A convoy of suburban tree companies has gone eco-linguic with names like SavATree and Lawn Doctor, where the tree surgeon will perform triage on the ailing elm in front of the children and the family iguana before it’s Dutch Elm Disease time and into the chipper. Most of this wood goes straight to the dump, Eighty-Sixville. Many tree companies don’t even sell firewood any longer.
SavATree (a reputable company) has a subdivision called SavALawn, which approaches any yard like a social worker with an inner city youth interventionist approach. Warning - Fescue at Risk
The carnival barkers of the Green Industrial Marketing Complex understand that it is all about educating the consumer in one way: Either you're for the planet or against it.
Environmentalism is the new secular global religion and the cash cow is mooing in the field. Akin to donating to the Tazered Children's Swine Flu Handicapped Fund, the least an earthfidel can do is tithe to their eco-charity of choice with a vague, but wallet-willing understanding. (see Josh Dorman’s web site, The Lazy Environmentalist.)
All of this keeps me vigilant and guarded like a good cynic in a Green Sopranos episode “I got a problem with that” kind of way, making me a nature-loving, mob-tied, shovel-hugging guy with an apostate’s conviction and meadowland way of knowing to look both ways when crossing a one-way Turnpike.
I'd swan dive off the outer railing of the Pulaski Skyway for Gaia and whack out any polluters, then bury them in soft Pine Barrens sand after hitting them over the head again with a shovel.
However, like any seagull could tell you at an all-you-can-eat, Alka Seltzer-sponsored shrimp buffet at the Fresh Kill Landfill, this cabal is out of control. Something is not right. The Greenwashing movement is unsustainable.
The poet CC Guile once called this the sustained stain of sustainability. Big Organtha has launched a similar sales strategy in what Michael Pollan calls the Organic Industrial Complex.

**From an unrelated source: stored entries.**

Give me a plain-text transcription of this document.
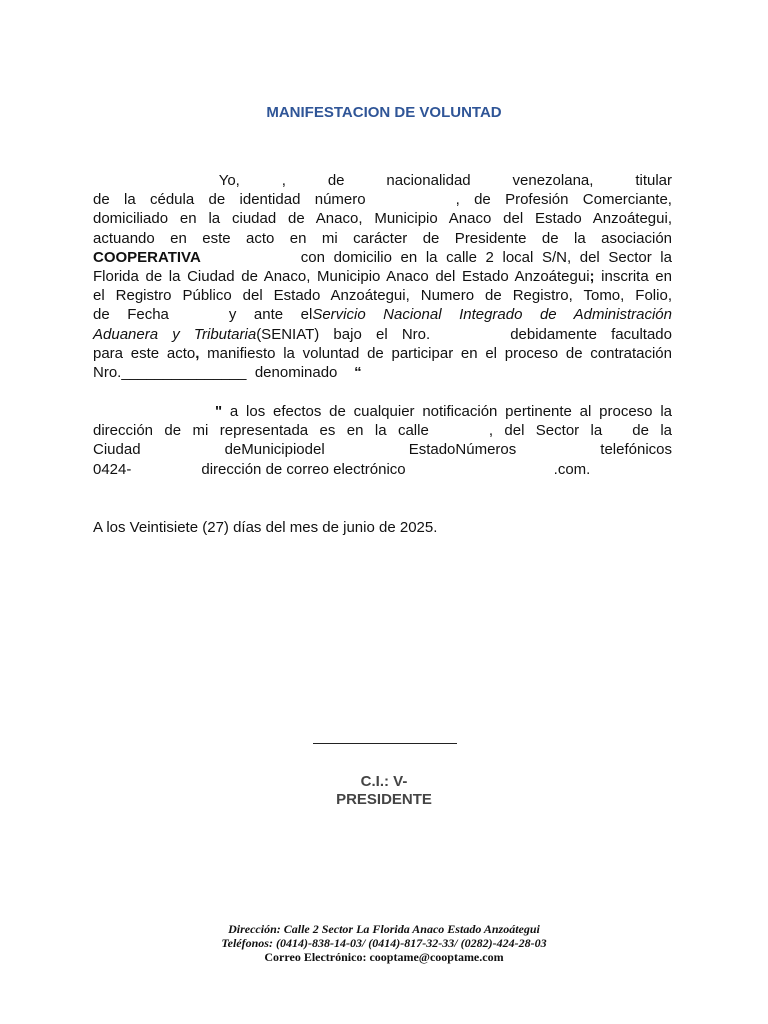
MANIFESTACION DE VOLUNTAD
Yo,	, de nacionalidad venezolana, titular
de la cédula de identidad número	, de Profesión Comerciante,
domiciliado en la ciudad de Anaco, Municipio Anaco del Estado Anzoátegui,
actuando en este acto en mi carácter de Presidente de la asociación
COOPERATIVA	con domicilio en la calle 2 local S/N, del Sector la
Florida de la Ciudad de Anaco, Municipio Anaco del Estado Anzoátegui; inscrita en
el Registro Público del Estado Anzoátegui, Numero de Registro, Tomo, Folio,
de Fecha	y ante elServicio Nacional Integrado de Administración
Aduanera y Tributaria(SENIAT) bajo el Nro.	debidamente facultado
para este acto, manifiesto la voluntad de participar en el proceso de contratación
Nro._______________ denominado “
" a los efectos de cualquier notificación pertinente al proceso la
dirección de mi representada es en la calle	, del Sector la de la
Ciudad deMunicipiodel EstadoNúmeros telefónicos
0424-	dirección de correo electrónico	.com.
A los Veintisiete (27) días del mes de junio de 2025.
C.I.: V-
PRESIDENTE
Dirección: Calle 2 Sector La Florida Anaco Estado Anzoátegui
Teléfonos: (0414)-838-14-03/ (0414)-817-32-33/ (0282)-424-28-03
Correo Electrónico: cooptame@cooptame.com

“You can eat this organic banana now, or die poisoned by the other to be found dead in your dacha with your all-natural, hemp fiber, goat placenta tote bag lying by your side. However, the bag will get recycled unlike your stiff and toxic corpse.
Let’s face it. This planet needs people like animals need the zoo. If you really care about the earth, you need to get off the grid, live in a yurt and eat buffalo grass; or practice a pact of minimalism in the manner of poet and farmer, Wendell Barry; and then some kind of attempted husbandry such as sprouting your own avocado pit.
There is always the ultimate sacrifice I once saw advertised on bumper stickers in Boulder, Colorado: "Save the planet. Kill yourself." Until I am gone or I flail off the railing of the Pulaski Skyway, I’m not buying any of it. I try to avoid the hype by keeping quiet in the woods and recycling everything.